Boaventura Cardoso pede atenção ao semba

O escritor Boaventura Cardoso considerou lamentável o estado em que o semba se encontra, principalmente por ser um género a ser inscrito na lista do património imaterial da humanidade, mas, infelizmente, ainda está mais ligado a periferia.

Para o escritor, caso o país queira inscrever o semba no património da Humanidade precisa de valorizar mais este estilo. O antigo ministro da Cultura considerou ainda uma experiência gratificante o tempo de mandato e vê o actual período da Cultura muito diferente do anterior, devido a forte intromissão das redes sociais.
Para Ana Maria de Oliveira, que também já ocupou a pasta da Cultura, foi uma boa experiência, que a permitiu fazer um forte investimento no levantamento nacional das diferentes comunidades socioculturais do país, cujo resultado permitiu aplicar certas políticas. “Mesmo com um orçamento exíguo, contávamos com muita solidariedade por parte dos ministérios que tinham melhores possibilidades. Foi num tempo bem diferente deste”.
Por sua vez, António Burity da Silva, outro antigo ministro, disse que hoje o sector da Cultura padece cada vez mais de “falta de identidade cultural”. “Continuamos a deixar desaparecer, pela ilusão dos ventos, aquilo que é intrinsecamente nosso. Não há controlo, ou seja, não se sente do governo o papel de reitor na política cultural, principalmente para a juventude. Não termos harmonia de sons, mas sim gritos, nem tão-pouco instrumentais, senão muito barulho”, criticou Burity da Silva. O então ministro apontou a música congolesa como um exemplo a ser seguido.
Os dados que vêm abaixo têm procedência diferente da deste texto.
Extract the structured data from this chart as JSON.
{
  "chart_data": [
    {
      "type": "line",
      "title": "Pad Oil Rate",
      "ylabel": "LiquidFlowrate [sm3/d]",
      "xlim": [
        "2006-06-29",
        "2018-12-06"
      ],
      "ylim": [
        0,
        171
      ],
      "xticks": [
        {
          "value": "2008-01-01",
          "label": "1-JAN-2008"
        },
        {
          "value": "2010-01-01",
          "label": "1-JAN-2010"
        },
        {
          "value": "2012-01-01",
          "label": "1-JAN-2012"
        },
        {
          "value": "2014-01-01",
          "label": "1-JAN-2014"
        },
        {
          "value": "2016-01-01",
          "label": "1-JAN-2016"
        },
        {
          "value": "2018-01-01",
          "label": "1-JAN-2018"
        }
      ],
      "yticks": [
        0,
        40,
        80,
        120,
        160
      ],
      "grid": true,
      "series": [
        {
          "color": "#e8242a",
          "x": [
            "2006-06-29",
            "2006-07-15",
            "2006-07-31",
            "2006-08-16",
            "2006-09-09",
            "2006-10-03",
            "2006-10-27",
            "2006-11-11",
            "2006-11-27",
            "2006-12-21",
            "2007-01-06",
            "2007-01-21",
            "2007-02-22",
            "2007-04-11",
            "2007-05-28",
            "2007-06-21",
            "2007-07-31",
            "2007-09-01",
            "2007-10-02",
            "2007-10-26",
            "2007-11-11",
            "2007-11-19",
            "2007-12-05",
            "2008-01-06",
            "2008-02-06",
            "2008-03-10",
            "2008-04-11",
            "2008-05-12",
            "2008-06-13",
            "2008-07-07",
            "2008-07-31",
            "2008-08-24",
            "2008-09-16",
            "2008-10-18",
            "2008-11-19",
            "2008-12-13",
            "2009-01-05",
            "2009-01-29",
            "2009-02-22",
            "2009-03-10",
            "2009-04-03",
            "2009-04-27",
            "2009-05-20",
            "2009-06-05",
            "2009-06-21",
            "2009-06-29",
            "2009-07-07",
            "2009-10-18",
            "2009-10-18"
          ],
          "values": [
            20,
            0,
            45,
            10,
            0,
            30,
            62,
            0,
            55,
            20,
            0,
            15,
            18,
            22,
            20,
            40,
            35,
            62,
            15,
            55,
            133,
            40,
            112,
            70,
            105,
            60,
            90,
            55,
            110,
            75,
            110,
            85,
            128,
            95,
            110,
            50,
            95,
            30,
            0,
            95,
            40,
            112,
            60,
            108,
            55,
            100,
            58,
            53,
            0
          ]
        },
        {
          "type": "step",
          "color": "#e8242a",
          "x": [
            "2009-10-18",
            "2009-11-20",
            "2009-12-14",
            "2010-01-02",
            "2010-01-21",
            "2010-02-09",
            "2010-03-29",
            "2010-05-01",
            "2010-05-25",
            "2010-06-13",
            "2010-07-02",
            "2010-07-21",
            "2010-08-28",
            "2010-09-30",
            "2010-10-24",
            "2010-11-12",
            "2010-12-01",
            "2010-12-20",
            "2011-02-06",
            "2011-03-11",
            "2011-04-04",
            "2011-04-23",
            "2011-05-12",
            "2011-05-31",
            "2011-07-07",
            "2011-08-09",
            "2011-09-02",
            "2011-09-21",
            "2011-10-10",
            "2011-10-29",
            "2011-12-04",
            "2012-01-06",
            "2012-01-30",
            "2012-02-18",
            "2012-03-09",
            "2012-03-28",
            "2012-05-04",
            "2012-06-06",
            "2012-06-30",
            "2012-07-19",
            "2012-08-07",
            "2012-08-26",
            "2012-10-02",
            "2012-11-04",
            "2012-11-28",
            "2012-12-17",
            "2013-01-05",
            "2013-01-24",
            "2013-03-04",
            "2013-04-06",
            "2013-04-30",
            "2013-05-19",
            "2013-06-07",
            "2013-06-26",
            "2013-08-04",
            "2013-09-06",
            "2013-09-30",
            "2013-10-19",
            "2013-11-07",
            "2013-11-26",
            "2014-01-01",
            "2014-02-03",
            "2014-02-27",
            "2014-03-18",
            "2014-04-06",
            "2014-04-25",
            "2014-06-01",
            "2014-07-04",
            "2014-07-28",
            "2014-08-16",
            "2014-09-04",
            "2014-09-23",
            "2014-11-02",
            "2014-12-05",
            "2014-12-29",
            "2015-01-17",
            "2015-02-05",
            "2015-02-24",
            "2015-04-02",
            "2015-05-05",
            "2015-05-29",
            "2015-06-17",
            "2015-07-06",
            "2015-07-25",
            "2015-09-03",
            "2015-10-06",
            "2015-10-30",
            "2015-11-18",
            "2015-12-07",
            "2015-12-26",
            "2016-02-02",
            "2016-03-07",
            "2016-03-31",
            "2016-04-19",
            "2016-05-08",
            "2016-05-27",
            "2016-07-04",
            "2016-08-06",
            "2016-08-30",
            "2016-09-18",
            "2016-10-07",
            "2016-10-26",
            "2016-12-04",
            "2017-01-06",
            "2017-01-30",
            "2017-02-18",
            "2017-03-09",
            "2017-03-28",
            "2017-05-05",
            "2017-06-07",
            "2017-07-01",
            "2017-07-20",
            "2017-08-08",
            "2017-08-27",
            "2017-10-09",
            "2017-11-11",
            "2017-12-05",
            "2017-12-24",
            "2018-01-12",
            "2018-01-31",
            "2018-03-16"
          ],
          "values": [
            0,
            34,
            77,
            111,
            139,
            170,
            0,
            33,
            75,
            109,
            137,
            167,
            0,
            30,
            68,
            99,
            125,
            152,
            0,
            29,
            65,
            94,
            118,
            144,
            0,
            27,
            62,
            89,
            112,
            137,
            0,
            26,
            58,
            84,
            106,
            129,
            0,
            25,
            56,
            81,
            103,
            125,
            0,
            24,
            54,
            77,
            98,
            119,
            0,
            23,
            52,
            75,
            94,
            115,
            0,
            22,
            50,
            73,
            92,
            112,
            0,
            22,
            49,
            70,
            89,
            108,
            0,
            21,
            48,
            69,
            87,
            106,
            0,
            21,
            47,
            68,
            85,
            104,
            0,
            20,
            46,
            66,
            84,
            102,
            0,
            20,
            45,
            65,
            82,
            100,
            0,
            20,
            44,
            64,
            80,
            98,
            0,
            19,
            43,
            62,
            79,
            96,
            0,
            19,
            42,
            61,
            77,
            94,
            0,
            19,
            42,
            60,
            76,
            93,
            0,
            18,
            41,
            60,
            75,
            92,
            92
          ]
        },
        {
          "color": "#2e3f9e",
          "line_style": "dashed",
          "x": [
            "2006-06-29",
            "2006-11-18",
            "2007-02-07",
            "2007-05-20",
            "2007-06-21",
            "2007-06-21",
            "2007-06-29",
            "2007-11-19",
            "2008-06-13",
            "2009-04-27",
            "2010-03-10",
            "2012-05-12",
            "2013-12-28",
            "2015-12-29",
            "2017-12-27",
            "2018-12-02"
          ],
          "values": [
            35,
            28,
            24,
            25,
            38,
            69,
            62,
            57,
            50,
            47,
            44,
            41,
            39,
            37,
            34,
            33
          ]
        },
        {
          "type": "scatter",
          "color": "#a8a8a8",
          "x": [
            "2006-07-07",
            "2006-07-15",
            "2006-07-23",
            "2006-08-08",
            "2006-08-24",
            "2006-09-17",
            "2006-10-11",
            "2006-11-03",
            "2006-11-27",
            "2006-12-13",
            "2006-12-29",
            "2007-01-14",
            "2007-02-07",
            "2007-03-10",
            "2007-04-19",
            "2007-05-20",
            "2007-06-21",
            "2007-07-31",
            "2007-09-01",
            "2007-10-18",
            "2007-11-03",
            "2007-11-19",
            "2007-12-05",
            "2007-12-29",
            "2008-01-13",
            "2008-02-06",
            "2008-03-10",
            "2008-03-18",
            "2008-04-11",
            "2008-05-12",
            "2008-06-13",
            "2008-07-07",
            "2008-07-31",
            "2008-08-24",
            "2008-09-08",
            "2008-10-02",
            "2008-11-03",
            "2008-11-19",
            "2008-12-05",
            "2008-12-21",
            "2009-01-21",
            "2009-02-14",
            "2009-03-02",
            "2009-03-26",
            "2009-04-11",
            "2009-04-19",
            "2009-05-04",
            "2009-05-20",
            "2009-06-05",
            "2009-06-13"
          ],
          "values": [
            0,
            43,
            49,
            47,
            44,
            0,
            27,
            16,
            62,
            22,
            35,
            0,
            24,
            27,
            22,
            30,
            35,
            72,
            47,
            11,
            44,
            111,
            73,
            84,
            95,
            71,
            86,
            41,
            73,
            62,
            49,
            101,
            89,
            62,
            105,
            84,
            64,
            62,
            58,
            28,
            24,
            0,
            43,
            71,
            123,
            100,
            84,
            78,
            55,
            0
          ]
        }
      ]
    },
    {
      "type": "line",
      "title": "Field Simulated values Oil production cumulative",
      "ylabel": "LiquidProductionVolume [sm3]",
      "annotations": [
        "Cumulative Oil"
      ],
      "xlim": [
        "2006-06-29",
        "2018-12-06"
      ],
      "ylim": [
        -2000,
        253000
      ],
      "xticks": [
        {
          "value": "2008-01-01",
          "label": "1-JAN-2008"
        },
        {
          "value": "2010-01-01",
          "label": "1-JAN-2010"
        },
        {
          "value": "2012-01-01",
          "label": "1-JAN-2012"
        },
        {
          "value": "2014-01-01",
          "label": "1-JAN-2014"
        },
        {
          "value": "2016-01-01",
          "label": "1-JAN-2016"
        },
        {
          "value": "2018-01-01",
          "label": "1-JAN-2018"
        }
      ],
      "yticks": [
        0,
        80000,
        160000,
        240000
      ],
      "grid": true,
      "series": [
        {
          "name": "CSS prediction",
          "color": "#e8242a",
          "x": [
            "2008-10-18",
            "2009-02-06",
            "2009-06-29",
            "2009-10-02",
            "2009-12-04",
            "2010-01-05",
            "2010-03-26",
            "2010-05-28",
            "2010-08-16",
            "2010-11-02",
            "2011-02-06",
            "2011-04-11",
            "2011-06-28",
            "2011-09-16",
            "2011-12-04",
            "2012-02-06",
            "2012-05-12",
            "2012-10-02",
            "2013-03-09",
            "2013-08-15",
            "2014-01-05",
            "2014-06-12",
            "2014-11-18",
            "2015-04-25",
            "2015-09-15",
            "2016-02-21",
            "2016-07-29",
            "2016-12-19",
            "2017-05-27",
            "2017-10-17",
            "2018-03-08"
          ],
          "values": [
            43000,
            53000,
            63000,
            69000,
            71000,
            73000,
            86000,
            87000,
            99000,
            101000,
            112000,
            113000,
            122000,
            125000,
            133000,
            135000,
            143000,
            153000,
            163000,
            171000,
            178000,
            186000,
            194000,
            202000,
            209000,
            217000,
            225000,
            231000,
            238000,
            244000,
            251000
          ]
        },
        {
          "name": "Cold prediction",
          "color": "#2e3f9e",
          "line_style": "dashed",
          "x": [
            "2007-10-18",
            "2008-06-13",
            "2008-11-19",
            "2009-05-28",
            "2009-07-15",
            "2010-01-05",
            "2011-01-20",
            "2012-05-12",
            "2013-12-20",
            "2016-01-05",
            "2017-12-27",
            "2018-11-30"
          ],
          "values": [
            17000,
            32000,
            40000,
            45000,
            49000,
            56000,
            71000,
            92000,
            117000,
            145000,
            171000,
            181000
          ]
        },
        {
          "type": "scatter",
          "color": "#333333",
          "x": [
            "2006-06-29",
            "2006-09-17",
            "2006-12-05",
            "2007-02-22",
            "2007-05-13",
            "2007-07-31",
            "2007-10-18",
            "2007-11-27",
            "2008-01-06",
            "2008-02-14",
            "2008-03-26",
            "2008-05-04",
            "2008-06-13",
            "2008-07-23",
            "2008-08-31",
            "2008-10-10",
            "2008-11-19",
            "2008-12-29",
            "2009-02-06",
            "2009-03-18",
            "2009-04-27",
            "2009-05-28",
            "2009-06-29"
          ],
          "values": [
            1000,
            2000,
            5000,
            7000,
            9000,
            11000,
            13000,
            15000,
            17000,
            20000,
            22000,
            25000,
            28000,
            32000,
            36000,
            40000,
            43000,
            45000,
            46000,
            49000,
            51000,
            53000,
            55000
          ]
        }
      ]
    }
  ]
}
A actual ministra da Cultura, Maria da Piedade de Jesus, agradeceu o contributo dos antigos ministros da Cultura, dos quais recebeu “um bom e grande legado”. “Foram quem, de certa forma, desenharam as bases do que é hoje o Ministério da Cultura, cada um a seu tempo e contexto, deram o que podiam”, admitiu.
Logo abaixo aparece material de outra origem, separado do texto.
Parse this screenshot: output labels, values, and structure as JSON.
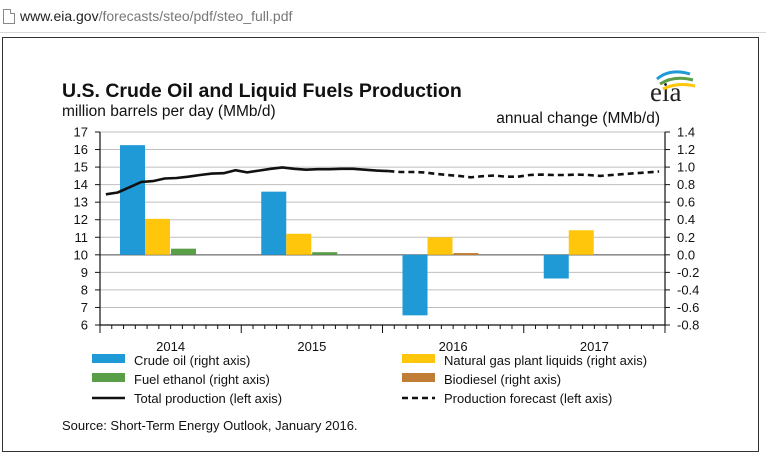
{
  "browser": {
    "url_host": "www.eia.gov",
    "url_path": "/forecasts/steo/pdf/steo_full.pdf"
  },
  "logo_text": "eia",
  "chart_data": {
    "type": "bar",
    "title": "U.S. Crude Oil and Liquid Fuels Production",
    "left_axis_label": "million barrels per day (MMb/d)",
    "right_axis_label": "annual change (MMb/d)",
    "left_ylim": [
      6,
      17
    ],
    "left_ticks": [
      17,
      16,
      15,
      14,
      13,
      12,
      11,
      10,
      9,
      8,
      7,
      6
    ],
    "right_ylim": [
      -0.8,
      1.4
    ],
    "right_ticks": [
      "1.4",
      "1.2",
      "1.0",
      "0.8",
      "0.6",
      "0.4",
      "0.2",
      "0.0",
      "-0.2",
      "-0.4",
      "-0.6",
      "-0.8"
    ],
    "categories": [
      "2014",
      "2015",
      "2016",
      "2017"
    ],
    "bar_series": [
      {
        "name": "Crude oil (right axis)",
        "color": "#1f9ad6",
        "values": [
          1.25,
          0.72,
          -0.69,
          -0.27
        ]
      },
      {
        "name": "Natural gas plant liquids (right axis)",
        "color": "#ffc60b",
        "values": [
          0.41,
          0.24,
          0.2,
          0.28
        ]
      },
      {
        "name": "Fuel ethanol (right axis)",
        "color": "#5a9e47",
        "values": [
          0.07,
          0.03,
          null,
          null
        ]
      },
      {
        "name": "Biodiesel (right axis)",
        "color": "#c07d35",
        "values": [
          null,
          null,
          0.02,
          null
        ]
      }
    ],
    "line_series": [
      {
        "name": "Total production (left axis)",
        "style": "solid",
        "months": [
          0,
          1,
          2,
          3,
          4,
          5,
          6,
          7,
          8,
          9,
          10,
          11,
          12,
          13,
          14,
          15,
          16,
          17,
          18,
          19,
          20,
          21,
          22,
          23,
          24
        ],
        "values": [
          13.45,
          13.55,
          13.85,
          14.15,
          14.2,
          14.35,
          14.38,
          14.45,
          14.55,
          14.63,
          14.65,
          14.82,
          14.7,
          14.8,
          14.9,
          14.98,
          14.9,
          14.85,
          14.88,
          14.88,
          14.9,
          14.9,
          14.85,
          14.8,
          14.77
        ]
      },
      {
        "name": "Production forecast (left axis)",
        "style": "dashed",
        "months": [
          24,
          25,
          26,
          27,
          28,
          29,
          30,
          31,
          32,
          33,
          34,
          35,
          36,
          37,
          38,
          39,
          40,
          41,
          42,
          43,
          44,
          45,
          46,
          47
        ],
        "values": [
          14.77,
          14.72,
          14.72,
          14.7,
          14.62,
          14.55,
          14.5,
          14.42,
          14.48,
          14.52,
          14.45,
          14.45,
          14.55,
          14.57,
          14.55,
          14.55,
          14.57,
          14.55,
          14.5,
          14.55,
          14.6,
          14.65,
          14.7,
          14.75
        ]
      }
    ],
    "legend": [
      {
        "label": "Crude oil (right axis)",
        "kind": "box",
        "color": "#1f9ad6"
      },
      {
        "label": "Natural gas plant liquids (right axis)",
        "kind": "box",
        "color": "#ffc60b"
      },
      {
        "label": "Fuel ethanol (right axis)",
        "kind": "box",
        "color": "#5a9e47"
      },
      {
        "label": "Biodiesel (right axis)",
        "kind": "box",
        "color": "#c07d35"
      },
      {
        "label": "Total production (left axis)",
        "kind": "line",
        "color": "#111111"
      },
      {
        "label": "Production forecast (left axis)",
        "kind": "dash",
        "color": "#111111"
      }
    ],
    "source": "Source: Short-Term Energy Outlook, January 2016.",
    "grid": true
  }
}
Entretanto, acrescentou, apesar das bases estarem criadas, existem, ainda, muitos desafios no sector, um dos quais a quebra de alguns valores morais e culturais, cuja solução passa por um engajamento maior na cultura de paz e no espírito de unidade nacional.
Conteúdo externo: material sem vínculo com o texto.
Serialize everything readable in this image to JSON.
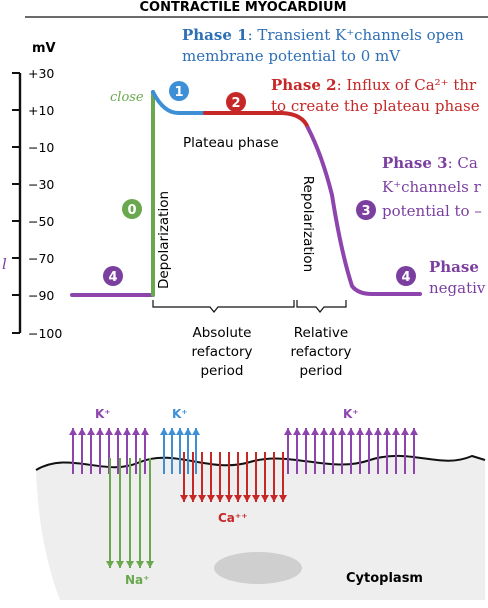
{
  "header": {
    "title": "CONTRACTILE MYOCARDIUM"
  },
  "axis": {
    "unit": "mV",
    "ticks": [
      "+30",
      "+10",
      "−10",
      "−30",
      "−50",
      "−70",
      "−90",
      "−100"
    ],
    "left_cut_label": "l"
  },
  "curve_labels": {
    "close": "close",
    "plateau": "Plateau phase",
    "depolarization": "Depolarization",
    "repolarization": "Repolarization"
  },
  "phase_badges": [
    {
      "label": "0",
      "color": "#6aa84f"
    },
    {
      "label": "1",
      "color": "#3d8fd6"
    },
    {
      "label": "2",
      "color": "#c62828"
    },
    {
      "label": "3",
      "color": "#7b3fa0"
    },
    {
      "label": "4",
      "color": "#7b3fa0"
    },
    {
      "label": "4",
      "color": "#7b3fa0"
    }
  ],
  "phase_notes": {
    "p1": {
      "title": "Phase 1",
      "line1": ": Transient K⁺channels open",
      "line2": "membrane potential to 0 mV",
      "color": "#2e6fb5"
    },
    "p2": {
      "title": "Phase 2",
      "line1": ": Influx of Ca²⁺ thr",
      "line2": "to create the plateau phase",
      "color": "#c62828"
    },
    "p3": {
      "title": "Phase 3",
      "line1": ": Ca",
      "line2": "K⁺channels r",
      "line3": "potential to –",
      "color": "#7b3fa0"
    },
    "p4": {
      "title": "Phase",
      "line2": "negativ",
      "color": "#7b3fa0"
    }
  },
  "refractory": {
    "absolute": [
      "Absolute",
      "refactory",
      "period"
    ],
    "relative": [
      "Relative",
      "refactory",
      "period"
    ]
  },
  "membrane": {
    "ion_labels": {
      "k_left": "K⁺",
      "k_mid": "K⁺",
      "k_right": "K⁺",
      "ca": "Ca⁺⁺",
      "na": "Na⁺"
    },
    "cytoplasm": "Cytoplasm"
  },
  "colors": {
    "purple": "#8e44ad",
    "green": "#6aa84f",
    "blue": "#3d8fd6",
    "red": "#c62828",
    "cell": "#eeeeee",
    "membrane": "#111111"
  }
}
Os antigos ministros da Cultura foram distinguidos, na sexta-feira, na União dos Escritores Angolanos, com diplomas de mérito e honra pelo ministério que então chefiaram. Ao acto marcaram presença os ex-ministros Boaventura Cardoso, António Burity da Silva, Ana Maria de Oliveira e o então secretário de Estado da Cultura, Adelino Peixoto.